= Paul Mezey =

American film producer

Paul S. Mezey is a New York-based independent producer and founder of Journeyman Pictures. He has produced a number of critically acclaimed films including Maria Full of Grace which received a 2005 Academy Award Nomination for Best Actress in a Leading Role and Half Nelson starring Ryan Gosling which received a 2007 Academy Award Nomination for Best Actor in a Leading Role. Mezey also worked as a producer on the 2021 film Marcel the Shell with Shoes on, alongside Elisabeth Holm. The film was nominated for an Academy Award for Best Animated Feature Film.

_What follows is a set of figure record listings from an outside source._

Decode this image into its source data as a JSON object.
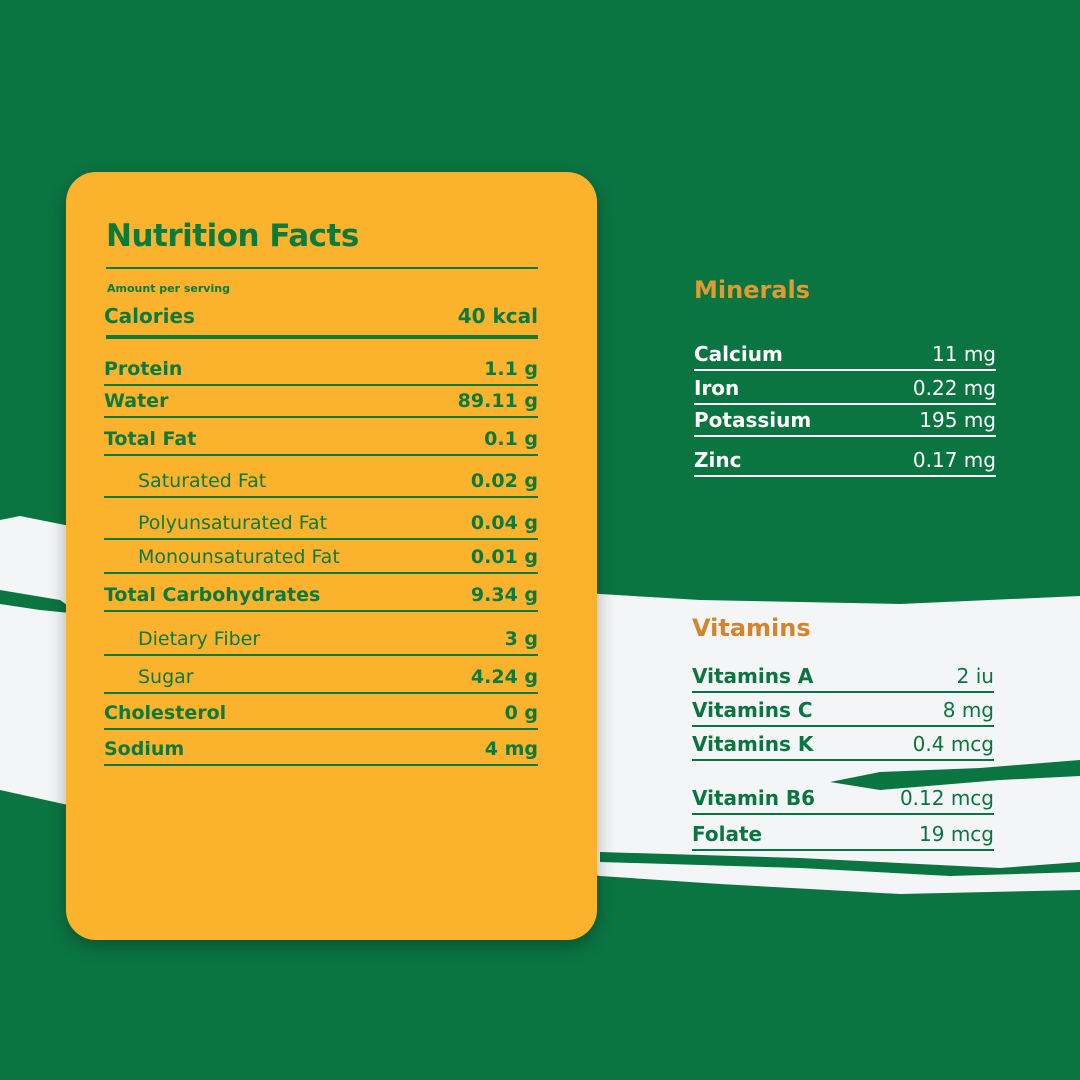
{
  "colors": {
    "background": "#0b7542",
    "card": "#fbb22c",
    "text_green": "#0b7a3b",
    "heading_orange": "#e09a32",
    "brush_white": "#f3f5f6"
  },
  "nutrition": {
    "title": "Nutrition Facts",
    "amount_per_serving": "Amount per serving",
    "calories": {
      "label": "Calories",
      "value": "40 kcal"
    },
    "rows": [
      {
        "label": "Protein",
        "value": "1.1 g",
        "sub": false
      },
      {
        "label": "Water",
        "value": "89.11 g",
        "sub": false
      },
      {
        "label": "Total Fat",
        "value": "0.1 g",
        "sub": false
      },
      {
        "label": "Saturated Fat",
        "value": "0.02 g",
        "sub": true
      },
      {
        "label": "Polyunsaturated Fat",
        "value": "0.04 g",
        "sub": true
      },
      {
        "label": "Monounsaturated Fat",
        "value": "0.01 g",
        "sub": true
      },
      {
        "label": "Total Carbohydrates",
        "value": "9.34 g",
        "sub": false
      },
      {
        "label": "Dietary Fiber",
        "value": "3 g",
        "sub": true
      },
      {
        "label": "Sugar",
        "value": "4.24 g",
        "sub": true
      },
      {
        "label": "Cholesterol",
        "value": "0 g",
        "sub": false
      },
      {
        "label": "Sodium",
        "value": "4 mg",
        "sub": false
      }
    ]
  },
  "minerals": {
    "title": "Minerals",
    "rows": [
      {
        "label": "Calcium",
        "value": "11 mg"
      },
      {
        "label": "Iron",
        "value": "0.22 mg"
      },
      {
        "label": "Potassium",
        "value": "195 mg"
      },
      {
        "label": "Zinc",
        "value": "0.17 mg"
      }
    ]
  },
  "vitamins": {
    "title": "Vitamins",
    "rows": [
      {
        "label": "Vitamins A",
        "value": "2 iu"
      },
      {
        "label": "Vitamins C",
        "value": "8 mg"
      },
      {
        "label": "Vitamins K",
        "value": "0.4 mcg"
      },
      {
        "label": "Vitamin B6",
        "value": "0.12 mcg"
      },
      {
        "label": "Folate",
        "value": "19 mcg"
      }
    ]
  }
}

Mezey produced Azazel Jacobs’ Momma’s Man which premiered alongside Sugar at the 2008 Sundance Film Festival. He recently wrapped production on the film Cold Souls starring Paul Giamatti, Emily Watson, and David Strathairn. Projects currently in development include David Riker’s The Girl starring Emily Blunt and Joshua Marston’s upcoming feature The Fortress of Solitude, based on Jonathan Lethem’s National Bestseller.

Other films produced by Mezey include: Angel Rodriguez (HBO Films), Everyday People (HBO Films), Spring Forward (IFC Films), Our Song (IFC Films), The City (La Ciudad) directed by David Riker, Mississippi Blues documentary You See Me Laughin’ directed by Mandy Stein, and The Ballad of Ramblin’ Jack directed by Aiyana Elliott, winner of the Artistic Achievement Award for documentary film at the 2000 Sundance Film Festival.
Mezey received the IFP/West Motorola Producer's Award at the Independent Spirit Awards in 2001 and was selected by Variety in 2004 as one of the "Ten Producers to Watch".